Security Architect, VN

Summary of Role

V-Key is one of the world’s leading deep-tech companies in mobile cyber-security. Our patented technology V-OS has been deployed by top banks, mobile payment providers, and governments to secure software solutions and protect more than 500 million users globally.

We are rapidly expanding into new markets and new customer segments. Apart from securing digital transactions for everyone, we are also enabling new generation technology by providing the cyber-security infrastructure for banking, government and smart homes, among many others.

At V-Key, we are building towards a future where technology users can enjoy unprecedented security and convenience.

We are looking for a Security Architect, as part of the Architecture Team.

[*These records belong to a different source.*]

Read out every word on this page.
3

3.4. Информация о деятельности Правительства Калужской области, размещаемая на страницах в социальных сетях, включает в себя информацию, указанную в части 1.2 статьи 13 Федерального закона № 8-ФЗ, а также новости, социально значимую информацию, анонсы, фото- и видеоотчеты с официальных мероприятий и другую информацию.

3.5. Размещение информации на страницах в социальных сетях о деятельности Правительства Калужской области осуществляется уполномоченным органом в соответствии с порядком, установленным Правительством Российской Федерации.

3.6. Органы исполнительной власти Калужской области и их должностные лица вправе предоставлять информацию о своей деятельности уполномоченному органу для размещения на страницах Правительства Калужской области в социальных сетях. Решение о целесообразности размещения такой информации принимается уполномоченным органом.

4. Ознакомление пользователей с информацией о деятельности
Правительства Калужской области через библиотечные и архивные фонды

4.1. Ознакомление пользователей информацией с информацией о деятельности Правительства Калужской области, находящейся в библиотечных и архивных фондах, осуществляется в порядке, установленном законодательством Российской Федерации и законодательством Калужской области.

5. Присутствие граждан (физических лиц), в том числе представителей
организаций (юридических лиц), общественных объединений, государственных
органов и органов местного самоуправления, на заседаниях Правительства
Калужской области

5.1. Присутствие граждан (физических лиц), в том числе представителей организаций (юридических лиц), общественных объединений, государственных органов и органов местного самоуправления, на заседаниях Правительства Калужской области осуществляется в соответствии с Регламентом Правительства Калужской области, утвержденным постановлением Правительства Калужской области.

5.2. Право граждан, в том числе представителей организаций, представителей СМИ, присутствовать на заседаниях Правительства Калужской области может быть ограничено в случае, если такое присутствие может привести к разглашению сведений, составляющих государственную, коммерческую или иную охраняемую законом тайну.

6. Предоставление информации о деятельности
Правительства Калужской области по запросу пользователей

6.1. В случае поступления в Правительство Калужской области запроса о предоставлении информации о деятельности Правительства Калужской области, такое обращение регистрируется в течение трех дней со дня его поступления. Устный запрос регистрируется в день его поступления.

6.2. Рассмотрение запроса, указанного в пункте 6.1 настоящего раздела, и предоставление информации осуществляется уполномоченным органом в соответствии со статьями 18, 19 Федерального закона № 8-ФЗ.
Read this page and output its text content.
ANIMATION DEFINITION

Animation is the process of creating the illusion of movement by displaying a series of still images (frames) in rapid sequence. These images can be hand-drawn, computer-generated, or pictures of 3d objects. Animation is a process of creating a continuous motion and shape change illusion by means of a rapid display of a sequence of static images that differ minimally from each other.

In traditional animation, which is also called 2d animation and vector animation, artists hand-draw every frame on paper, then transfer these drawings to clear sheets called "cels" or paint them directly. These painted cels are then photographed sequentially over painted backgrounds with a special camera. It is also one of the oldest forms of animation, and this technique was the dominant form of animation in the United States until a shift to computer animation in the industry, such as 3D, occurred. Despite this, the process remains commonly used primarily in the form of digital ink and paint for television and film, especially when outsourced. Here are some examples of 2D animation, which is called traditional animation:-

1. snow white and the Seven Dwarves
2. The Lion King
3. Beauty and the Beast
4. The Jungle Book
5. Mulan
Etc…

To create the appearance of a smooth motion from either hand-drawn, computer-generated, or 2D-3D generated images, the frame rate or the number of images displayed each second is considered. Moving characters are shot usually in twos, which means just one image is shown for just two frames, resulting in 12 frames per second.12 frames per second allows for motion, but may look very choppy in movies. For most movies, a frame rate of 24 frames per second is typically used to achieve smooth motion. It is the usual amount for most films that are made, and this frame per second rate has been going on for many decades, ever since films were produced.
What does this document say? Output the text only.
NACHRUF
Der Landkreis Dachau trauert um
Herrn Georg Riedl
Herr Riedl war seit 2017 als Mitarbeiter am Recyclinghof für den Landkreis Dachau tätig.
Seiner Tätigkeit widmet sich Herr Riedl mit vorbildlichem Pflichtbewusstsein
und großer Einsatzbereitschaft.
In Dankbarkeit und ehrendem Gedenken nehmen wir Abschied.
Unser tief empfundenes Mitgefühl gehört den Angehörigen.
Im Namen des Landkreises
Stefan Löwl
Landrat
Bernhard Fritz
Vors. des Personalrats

Duties and Responsibilities

Security Architecture & Strategy

• Contribute to the definition and implementation of application and mobile security architecture, standards, and best practices.
• Develop and maintain reusable security patterns, reference architectures, frameworks, and design guidelines across application and mobile platforms.
• Ensure security designs align with enterprise architecture principles, cloud strategy, technology roadmaps, and post‑go‑live operational requirements.
• Conduct architecture reviews, risk assessments, and threat modelling to support secure solution design.
• Identify design‑level security risks and propose practical, risk‑based mitigation recommendations
• Translate regulatory and internal policy requirements into actionable security architecture controls under guidance from senior stakeholders.
• Support regulatory reviews, audits, and technology risk assessments by providing clear architectural documentation and evidence.
• Contribute to the continuous improvement of application and mobile security maturity, tools, and practices.

Mobile Application & SDK Security

• Define security architecture for mobile applications (iOS / Android) and embedded mobile SDKs.
• Establish standards for secure mobile development, including:
• Secure authentication and authorization
• Secure API consumption and backend integration
• Secure local storage (Keychain / Keystore)
• Runtime protections (anti‑tamper, jailbreak/root detection)
• Address mobile‑specific threat vectors such as reverse engineering, SDK abuse, credential theft, and runtime manipulation.
• Align mobile security architecture with OWASP MASVS / MSTG and organizational security policies.

Cryptography & Post‑Quantum Readiness (PQC)

• Define and govern cryptographic architecture, including encryption, key management, PKI, and secure communications.
• Lead crypto‑agility and PQC readiness initiatives, including:
• Cryptographic inventory and risk assessment (“harvest‑now, decrypt‑later”)
• Design of hybrid cryptographic approaches (classical + PQC‑resistant)
• Alignment with NIST PQC standards and industry guidance
• Ensure cryptographic controls are consistently applied across applications, mobile SDKs, APIs, and cloud services.

Cloud, API & DevSecOps Security

• Provide security architecture guidance for cloud‑native, containerized, and API‑driven architectures.
• Support secure development, deployment, and integration across platforms and environments
• Embed security controls into DevSecOps practices and CI/CD pipelines, including mobile build pipelines.

Requirements

• Bachelor’s degree in Computer Science, Information Systems, Engineering, or a related discipline.
• 4–7 years of experience in application security, mobile security, cloud security, or security engineering.
• Practical experience contributing to security architecture or design reviews.
• Strong understanding of application and mobile security principles, including iOS / Android and mobile SDK security.
• Familiarity with mobile threats such as reverse engineering, tampering, SDK abuse, and credential theft.
• Working knowledge of OWASP Top 10 and OWASP MASVS / MSTG.
• Solid understanding of cryptographic fundamentals (TLS, encryption, key management, PKI) and exposure to crypto‑agility and Post‑Quantum Cryptography (PQC) concepts.
• Experience securing cloud platforms (AWS and/or Azure), including IAM, data protection, and secure networking.
• Familiarity with API security, cloud‑native architectures, and DevSecOps / CI/CD security practices.
• Experience participating in threat modelling (e.g. STRIDE, MITRE ATT&CK) and design‑level risk assessments.
• Awareness of regulatory and internal security policy requirements and experience supporting audits or risk assessments.
• Strong communication and collaboration skills, with the ability to work effectively across engineering, platform, risk, and compliance teams.
• Relevant certifications (e.g. Security+, cloud associate, or progress toward CISSP / CCSP / CISM) are a plus.